На мой взгляд, это чисто психологический срыв, вызванный какими-то личными обстоятельствами. Например, возможной информацией из Рима, либо конкретными событиями в Коринфе, где в то время находился Павел. Тем более, что далее следует дежурный для него набор непотребностей «нечестивцев»: «И как они не озаботились иметь Бога в разуме, предал Бог их превратному уму (оборот вполне в духе Ветхого Завета; Ф.Г.) делать непотребства, так что они исполнены всякой неправды, блуда, лукавства, корыстолюбия, злобы, исполнены зависти, убийства, распрей, обмана, злонравия, злоречия, клеветники, богоненавистники, обидчики, самохвалы, горды, изобретательны на зло, непослушны родителям, безрассудны, вероломны, нелюбовны, непримиримы, немилостивы» (1:28–31). Сколько выплеснутого всего нечеловеского в этом наборе негатива накопилось в душе Павла? Как нужно не уважать людей, какими бы они не были? Тем более, что это неслучайный взрыв негодования, но систематически используемый им набор обвинений. Насколько он чувствовал себя уязвлённым и обделённым! Такой набор обвинений, свободное им владение делает, конечно, честь искусству владения словом Павлу, но вряд ли сочетается со смирением и всепрощением.

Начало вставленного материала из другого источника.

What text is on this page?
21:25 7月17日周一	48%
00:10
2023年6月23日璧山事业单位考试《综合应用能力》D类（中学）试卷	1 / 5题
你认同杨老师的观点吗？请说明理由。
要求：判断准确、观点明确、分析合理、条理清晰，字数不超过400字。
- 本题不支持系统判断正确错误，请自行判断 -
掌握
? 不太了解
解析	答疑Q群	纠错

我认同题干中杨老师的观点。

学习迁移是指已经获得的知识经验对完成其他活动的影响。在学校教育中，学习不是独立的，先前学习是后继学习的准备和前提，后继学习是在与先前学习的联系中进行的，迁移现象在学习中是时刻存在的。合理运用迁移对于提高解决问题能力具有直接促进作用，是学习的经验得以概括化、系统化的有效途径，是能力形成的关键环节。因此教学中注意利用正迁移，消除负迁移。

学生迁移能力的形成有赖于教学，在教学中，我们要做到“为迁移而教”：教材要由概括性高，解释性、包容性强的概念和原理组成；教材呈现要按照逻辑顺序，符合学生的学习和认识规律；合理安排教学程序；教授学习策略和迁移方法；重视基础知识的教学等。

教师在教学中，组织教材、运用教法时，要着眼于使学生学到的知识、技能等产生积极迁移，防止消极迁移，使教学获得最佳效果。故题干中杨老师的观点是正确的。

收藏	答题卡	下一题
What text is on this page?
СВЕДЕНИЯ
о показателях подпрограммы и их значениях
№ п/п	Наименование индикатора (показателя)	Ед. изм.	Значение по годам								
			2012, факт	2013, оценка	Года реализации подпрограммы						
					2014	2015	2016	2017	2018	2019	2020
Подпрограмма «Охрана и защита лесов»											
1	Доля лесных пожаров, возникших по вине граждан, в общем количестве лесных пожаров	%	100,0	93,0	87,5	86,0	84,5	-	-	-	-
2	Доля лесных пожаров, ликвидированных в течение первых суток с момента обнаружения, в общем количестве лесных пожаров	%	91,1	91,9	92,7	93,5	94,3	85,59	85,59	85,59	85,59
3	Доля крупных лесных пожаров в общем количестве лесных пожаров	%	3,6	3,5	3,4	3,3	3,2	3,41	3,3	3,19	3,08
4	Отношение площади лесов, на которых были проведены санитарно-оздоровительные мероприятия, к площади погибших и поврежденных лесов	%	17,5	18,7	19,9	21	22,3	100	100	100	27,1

Здесь Павел делает логический останов, переводя дыхание, на промежуточное заключение: «Они знают праведный суд Божий, что делающие такие дела, достойные смерти, однако не только делают, но и делающих одобряют» (1:32). Павел расширяет вину не только на совершающих грехи, но видит особую тяжесть одобряющих их, т. е. вдохновляющих и защищающих.
Не очень ясный переход от осуждения «тех, кто делающих одобряет» к осуждению тех, кто «судит другого»: «Итак, извинителен ты, всякий человек, судящий другого, ибо тем же судом, каким судишь другого, осуждаешь себя, потому что, судя другого, делаешь тоже» (2:1). Невольно вспоминается «да не суди другого и не судим будешь» в дальнейших Евангелиях. Очевидно, здесь проводится мысль, что человек не имеет права судить другого, и тем самым самого себя. Но суть возражений Павла в том, что человек не имеет никакого права на самостоятельные решения. Ибо: «мы знаем, что поистине есть суд Божий на делающие такие дела» (2:2). Т. е. Павел людей, судящих других, а тем самым и себя, рассматривает как пытающихся через суды людские избежать суда Божьего. Или, по крайней мере, игнорировать его до поры до времени. Он не слишком доверителен к людским побуждениям, в искренности осуждений он склонен усматривать нечистые побуждения. Он, скорее, готов к обличению, чем к примирению: «Или пренебрегаешь богатство благости, кротости и долготерпения Божия, не разумея, что благость Божия ведет тебя к покаянию?» (2:4). Судить во всех случаях может только Бог, а человек должен пребывать в состоянии благости и кротости – таково убеждение Павла. И добавим: в вечной готовности «к покаянию».